Esta sección te ayudará a comprender de modo muy general las implicaciones de emprender un huerto casero. Te ofrecemos algunas recomendaciones que puedes tomar en cuenta antes de comenzar.
Cuando usamos la palabra ambiente, comúnmente la asociamos con regiones alejadas de lo urbano; sitios "naturales" - decimos-, quizás para referirnos a algún ecosistema o a la vida natural en general. Para comprender en sentido amplio la importancia de los huertos familiares o caseros, resulta necesario ampliar nuestra noción de ambiente.
Ambiente se refiere también a nuestra forma de convivir en sociedad, en cierto modo. Asimismo, son parte de nuestro ambiente las maneras que hemos desarrollado -en ocasiones quizás sin haberlo decidido así en lo individual- para producir nuestros alimentos, consumirlos y transportarnos en el mundo en que vivimos. Lo anterior se relaciona con claridad, a su vez, con cómo esa toma (social) de decisiones, impacta y ha impactado en el entorno del que dependemos, tanto en la conformación de nuestro paisaje urbano, como en los efectos atmosféricos y ecológicos que tienen dichas decisiones.
Los huertos familiares son una invitación simbólica -y al mismo tiempo concreta-. de relacionarnos con nuestras costumbres y entornos de una manera que hasta ahora en el contexto urbano no ha sido considerada en mayor medida; quizás porque no representa nuestro medio de subsistencia como sí sucede en otras partes de nuestro país.
Podríamos decir que la relevancia del cultivo familiar en el entorno urbano alcanza muchas aristas. Por un lado, nos hace partícipes de la producción de nuestros propios alimentos; no siendo parte del proceso de consumo, sino colocándonos en el centro mismo de la producción. Esa es una perspectiva relevante, especialmente ante una realidad global donde el crecimiento de la población humana y la producción de alimentos a escala mundial siguen estando relacionados con situaciones de desigualdad y vulneración de derechos humanos. Hacer huerto es una forma de promover la autonomía alimentaria, desde el núcleo familiar.
Para realizar cultivo no se requieren hectáreas de terreno ni una producción de toneladas. Quizás uno de los primeros consejos si estás pensando comenzar a realizar cultivo en casa es: conoce tu espacio y establece tus intereses.
Podemos desarrollar esta idea importante en algunos puntos, a partir de las siguientes preguntas:
*¿Cuáles son tus objetivos? ¿Producir para tu familia, o para consumo personal?
*¿Qué área le pretendes destinar al cultivo según tus intereses o posibilidades? ¿Cuáles serán los materiales a los que tendrías acceso para realizar el cultivo?

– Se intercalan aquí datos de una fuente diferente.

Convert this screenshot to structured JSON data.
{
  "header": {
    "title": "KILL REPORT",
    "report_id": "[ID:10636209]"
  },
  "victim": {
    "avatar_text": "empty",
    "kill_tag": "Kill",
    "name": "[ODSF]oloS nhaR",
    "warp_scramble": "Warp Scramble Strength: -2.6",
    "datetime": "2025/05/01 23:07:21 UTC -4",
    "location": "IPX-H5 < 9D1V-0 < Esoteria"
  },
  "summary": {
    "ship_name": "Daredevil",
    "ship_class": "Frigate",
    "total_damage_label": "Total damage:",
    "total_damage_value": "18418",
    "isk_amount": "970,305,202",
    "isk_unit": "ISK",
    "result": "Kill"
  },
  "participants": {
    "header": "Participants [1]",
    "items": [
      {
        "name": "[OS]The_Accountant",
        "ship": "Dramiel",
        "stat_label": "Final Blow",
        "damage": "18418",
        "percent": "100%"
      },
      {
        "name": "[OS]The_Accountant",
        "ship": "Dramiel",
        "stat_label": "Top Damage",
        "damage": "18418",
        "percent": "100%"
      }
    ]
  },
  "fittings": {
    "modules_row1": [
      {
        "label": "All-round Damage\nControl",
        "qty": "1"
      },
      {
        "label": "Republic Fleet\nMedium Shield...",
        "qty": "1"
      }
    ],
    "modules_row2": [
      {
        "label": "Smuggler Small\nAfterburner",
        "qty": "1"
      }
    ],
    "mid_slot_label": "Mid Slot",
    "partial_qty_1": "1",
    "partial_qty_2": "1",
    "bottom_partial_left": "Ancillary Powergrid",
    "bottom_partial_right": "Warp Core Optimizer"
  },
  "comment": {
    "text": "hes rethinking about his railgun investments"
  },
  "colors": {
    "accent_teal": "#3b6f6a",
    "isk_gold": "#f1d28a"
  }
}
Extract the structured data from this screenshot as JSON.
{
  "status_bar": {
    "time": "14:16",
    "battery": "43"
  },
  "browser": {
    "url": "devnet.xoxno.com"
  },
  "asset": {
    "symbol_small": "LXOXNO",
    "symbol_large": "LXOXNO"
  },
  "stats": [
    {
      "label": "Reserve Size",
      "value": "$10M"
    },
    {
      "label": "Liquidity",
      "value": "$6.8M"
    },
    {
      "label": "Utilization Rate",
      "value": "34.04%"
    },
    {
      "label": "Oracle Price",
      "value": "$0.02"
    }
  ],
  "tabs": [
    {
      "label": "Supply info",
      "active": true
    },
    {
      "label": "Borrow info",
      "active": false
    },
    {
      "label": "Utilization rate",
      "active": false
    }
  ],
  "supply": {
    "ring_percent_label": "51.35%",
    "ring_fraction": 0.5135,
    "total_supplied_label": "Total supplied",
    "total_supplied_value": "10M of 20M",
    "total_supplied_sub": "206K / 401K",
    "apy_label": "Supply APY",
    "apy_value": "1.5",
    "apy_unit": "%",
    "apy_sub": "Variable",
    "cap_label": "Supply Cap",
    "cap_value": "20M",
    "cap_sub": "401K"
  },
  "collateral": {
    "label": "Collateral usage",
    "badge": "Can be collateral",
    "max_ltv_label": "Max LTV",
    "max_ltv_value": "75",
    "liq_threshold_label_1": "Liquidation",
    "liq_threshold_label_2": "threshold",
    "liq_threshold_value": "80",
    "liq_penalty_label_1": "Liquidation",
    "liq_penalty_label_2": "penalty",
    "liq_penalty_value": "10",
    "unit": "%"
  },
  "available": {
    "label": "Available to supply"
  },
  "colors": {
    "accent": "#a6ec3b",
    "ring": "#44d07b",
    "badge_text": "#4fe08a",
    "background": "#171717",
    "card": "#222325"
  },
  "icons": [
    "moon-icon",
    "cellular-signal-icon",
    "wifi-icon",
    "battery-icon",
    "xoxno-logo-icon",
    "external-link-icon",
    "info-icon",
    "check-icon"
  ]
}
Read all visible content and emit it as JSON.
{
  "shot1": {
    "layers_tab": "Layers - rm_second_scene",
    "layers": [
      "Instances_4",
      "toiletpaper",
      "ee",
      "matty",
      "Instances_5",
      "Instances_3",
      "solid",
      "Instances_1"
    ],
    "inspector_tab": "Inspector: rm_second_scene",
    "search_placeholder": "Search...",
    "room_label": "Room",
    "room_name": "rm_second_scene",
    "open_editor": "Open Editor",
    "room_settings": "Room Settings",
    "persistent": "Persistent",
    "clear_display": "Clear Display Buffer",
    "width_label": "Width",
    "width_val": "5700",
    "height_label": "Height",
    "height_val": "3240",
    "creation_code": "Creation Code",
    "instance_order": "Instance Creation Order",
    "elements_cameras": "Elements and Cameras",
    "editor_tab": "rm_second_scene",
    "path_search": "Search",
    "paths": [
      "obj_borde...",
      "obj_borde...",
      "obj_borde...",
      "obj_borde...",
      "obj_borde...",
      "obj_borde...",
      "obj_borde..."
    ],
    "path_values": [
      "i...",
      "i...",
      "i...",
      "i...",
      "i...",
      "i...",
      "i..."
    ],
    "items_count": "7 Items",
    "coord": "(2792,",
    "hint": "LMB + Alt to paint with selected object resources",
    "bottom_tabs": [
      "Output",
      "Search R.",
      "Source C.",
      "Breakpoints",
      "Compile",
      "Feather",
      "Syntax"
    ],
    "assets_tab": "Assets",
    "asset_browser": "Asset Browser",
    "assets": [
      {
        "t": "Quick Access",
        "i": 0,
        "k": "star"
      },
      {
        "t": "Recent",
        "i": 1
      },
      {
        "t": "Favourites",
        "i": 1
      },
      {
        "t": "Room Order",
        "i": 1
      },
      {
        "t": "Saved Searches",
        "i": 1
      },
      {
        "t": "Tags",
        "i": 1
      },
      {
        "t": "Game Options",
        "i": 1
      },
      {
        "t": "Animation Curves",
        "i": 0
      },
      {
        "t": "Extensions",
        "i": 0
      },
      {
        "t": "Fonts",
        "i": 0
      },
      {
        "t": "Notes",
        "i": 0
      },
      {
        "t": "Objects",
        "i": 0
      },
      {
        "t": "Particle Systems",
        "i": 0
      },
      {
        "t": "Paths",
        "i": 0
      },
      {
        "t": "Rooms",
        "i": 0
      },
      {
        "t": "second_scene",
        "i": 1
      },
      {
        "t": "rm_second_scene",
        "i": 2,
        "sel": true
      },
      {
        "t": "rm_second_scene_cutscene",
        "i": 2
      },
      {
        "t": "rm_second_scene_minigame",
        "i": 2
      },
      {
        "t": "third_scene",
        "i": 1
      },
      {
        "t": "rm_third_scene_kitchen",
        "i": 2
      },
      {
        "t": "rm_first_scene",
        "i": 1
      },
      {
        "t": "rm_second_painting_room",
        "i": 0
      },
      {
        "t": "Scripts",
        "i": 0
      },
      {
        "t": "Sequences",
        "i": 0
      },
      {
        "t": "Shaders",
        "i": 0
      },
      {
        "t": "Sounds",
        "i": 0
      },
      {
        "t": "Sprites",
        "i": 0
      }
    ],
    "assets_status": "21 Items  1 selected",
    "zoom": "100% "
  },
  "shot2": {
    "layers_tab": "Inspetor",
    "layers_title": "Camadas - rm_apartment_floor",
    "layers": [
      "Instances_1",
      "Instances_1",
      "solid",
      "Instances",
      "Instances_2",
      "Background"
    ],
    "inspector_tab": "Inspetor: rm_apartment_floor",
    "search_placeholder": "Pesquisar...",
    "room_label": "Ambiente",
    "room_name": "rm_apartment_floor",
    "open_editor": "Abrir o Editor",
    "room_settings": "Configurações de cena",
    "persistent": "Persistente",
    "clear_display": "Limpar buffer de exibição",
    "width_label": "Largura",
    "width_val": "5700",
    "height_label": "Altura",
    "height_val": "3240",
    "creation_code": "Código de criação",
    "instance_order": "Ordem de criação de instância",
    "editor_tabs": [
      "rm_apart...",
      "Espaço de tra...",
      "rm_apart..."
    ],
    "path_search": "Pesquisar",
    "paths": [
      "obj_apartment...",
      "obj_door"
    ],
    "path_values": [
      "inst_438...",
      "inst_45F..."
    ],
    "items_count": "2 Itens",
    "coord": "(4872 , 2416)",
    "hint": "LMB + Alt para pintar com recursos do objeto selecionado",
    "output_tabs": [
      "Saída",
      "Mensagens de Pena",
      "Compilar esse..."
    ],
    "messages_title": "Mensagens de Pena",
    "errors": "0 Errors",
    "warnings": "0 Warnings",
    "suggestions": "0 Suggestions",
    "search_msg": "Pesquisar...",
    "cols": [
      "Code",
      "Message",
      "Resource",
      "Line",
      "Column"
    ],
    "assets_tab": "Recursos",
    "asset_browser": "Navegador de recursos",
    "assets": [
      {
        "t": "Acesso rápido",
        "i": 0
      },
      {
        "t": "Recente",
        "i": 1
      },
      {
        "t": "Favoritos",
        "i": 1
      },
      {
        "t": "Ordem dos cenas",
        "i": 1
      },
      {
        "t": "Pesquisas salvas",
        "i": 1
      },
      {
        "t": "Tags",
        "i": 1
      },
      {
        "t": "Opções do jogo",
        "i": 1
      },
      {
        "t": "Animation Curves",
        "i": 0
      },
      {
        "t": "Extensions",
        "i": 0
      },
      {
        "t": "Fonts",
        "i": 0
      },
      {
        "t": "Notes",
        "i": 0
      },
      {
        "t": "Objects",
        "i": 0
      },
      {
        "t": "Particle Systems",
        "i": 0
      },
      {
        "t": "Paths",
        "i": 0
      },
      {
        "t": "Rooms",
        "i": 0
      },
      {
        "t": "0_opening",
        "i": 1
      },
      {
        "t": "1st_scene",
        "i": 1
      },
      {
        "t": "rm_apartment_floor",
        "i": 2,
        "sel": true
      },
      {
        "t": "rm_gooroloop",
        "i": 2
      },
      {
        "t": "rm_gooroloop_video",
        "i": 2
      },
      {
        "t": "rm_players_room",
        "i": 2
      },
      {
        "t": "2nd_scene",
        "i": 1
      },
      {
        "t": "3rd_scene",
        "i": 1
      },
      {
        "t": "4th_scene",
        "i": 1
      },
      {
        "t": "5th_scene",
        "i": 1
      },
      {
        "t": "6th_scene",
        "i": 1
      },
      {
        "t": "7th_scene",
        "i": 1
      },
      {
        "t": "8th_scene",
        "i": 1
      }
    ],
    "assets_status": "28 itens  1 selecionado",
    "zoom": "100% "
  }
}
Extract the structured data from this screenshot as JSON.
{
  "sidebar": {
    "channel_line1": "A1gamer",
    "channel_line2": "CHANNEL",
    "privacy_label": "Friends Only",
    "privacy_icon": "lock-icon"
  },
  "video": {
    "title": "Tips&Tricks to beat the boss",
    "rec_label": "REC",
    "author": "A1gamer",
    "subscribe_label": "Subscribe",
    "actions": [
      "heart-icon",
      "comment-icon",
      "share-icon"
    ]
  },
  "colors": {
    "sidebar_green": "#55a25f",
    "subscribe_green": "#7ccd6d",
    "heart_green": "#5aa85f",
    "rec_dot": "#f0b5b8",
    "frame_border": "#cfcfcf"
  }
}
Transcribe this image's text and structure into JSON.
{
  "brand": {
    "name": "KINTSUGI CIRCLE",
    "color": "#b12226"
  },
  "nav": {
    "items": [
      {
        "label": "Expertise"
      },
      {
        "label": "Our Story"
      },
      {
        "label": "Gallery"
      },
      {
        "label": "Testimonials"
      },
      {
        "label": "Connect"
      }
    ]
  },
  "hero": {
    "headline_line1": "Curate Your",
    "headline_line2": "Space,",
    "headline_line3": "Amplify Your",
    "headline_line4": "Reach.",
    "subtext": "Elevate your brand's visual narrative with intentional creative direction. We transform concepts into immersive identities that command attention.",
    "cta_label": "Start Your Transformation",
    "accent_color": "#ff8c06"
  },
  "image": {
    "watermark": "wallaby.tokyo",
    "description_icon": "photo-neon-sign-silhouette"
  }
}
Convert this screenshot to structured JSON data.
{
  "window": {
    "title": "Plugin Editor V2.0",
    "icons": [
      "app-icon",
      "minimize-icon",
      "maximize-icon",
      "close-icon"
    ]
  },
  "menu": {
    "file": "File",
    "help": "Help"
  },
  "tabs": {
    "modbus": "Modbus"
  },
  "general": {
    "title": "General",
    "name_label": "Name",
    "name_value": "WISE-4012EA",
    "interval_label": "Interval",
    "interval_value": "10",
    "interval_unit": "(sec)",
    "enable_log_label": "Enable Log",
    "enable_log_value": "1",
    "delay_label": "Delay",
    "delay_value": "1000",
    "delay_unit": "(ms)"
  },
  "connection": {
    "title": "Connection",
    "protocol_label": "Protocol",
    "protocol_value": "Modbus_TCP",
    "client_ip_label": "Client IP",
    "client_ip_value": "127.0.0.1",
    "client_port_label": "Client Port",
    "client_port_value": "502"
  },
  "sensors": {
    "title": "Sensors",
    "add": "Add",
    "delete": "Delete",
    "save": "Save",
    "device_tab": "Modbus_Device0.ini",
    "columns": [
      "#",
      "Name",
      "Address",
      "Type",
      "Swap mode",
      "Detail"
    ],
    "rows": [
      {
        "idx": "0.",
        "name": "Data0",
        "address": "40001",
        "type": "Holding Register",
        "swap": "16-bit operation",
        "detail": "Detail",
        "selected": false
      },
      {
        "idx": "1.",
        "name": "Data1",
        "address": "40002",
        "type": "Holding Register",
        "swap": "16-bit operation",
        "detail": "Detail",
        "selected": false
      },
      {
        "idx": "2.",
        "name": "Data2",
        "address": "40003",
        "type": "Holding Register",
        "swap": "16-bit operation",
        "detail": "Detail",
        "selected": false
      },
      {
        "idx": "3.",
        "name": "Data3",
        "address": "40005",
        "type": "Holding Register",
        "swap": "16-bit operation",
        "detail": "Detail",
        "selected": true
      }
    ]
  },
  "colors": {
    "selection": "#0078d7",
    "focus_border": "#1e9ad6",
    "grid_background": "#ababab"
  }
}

*¿Cuentas con un espacio exterior en tu casa, o solo interior?
*¿En qué momento del día "pega el Sol" en tu casa? La luz de la mañana y la de la tarde tienen diferentes efectos en el cultivo.
*¿Hay alguna especie cultivable que te interese particularmente?
Esta respuesta depende mucho de cómo respondas a las preguntas anteriores. Sin embargo, existen algunos materiales útiles en prácticamente cualquier situación, en caso de que decidas comenzar el cultivo en casa. Los siguientes son algunos ejemplos; sin embargo, considera que probablemente no necesites conseguir aditamentos especiales; con frecuencia el material que encontramos en casa es suficiente.
Cuchara de jardinería
Esta herramienta es importante porque, al menos al principio, te será muy útil para instalar los sitios que servirán para tu cultivo. Esto depende de tus posibilidades; incluso es útil adaptar alguna otra herramienta que tengas disponible en casa, aún cuando no se trate de una herramienta específicamente para cultivo, como pueden ser cucharas o palas pequeñas.
Tijeras de jardinería
Si eliges alguna especie que requiera una poda continua para favorecer el crecimiento, como el jitomate, este tipo de tijeras puede ser muy útil. Te facilitarán el trabajo y evitarán que la planta sufra daños.
Macetas o recipientes reutilizados
La cantidad y tamaño de las macetas depende de la planta que cultives. Por lo general existen un gran número de contenedores de uso habitual en el hogar, que también podemos aprovechar sin necesidad de invertir en macetas.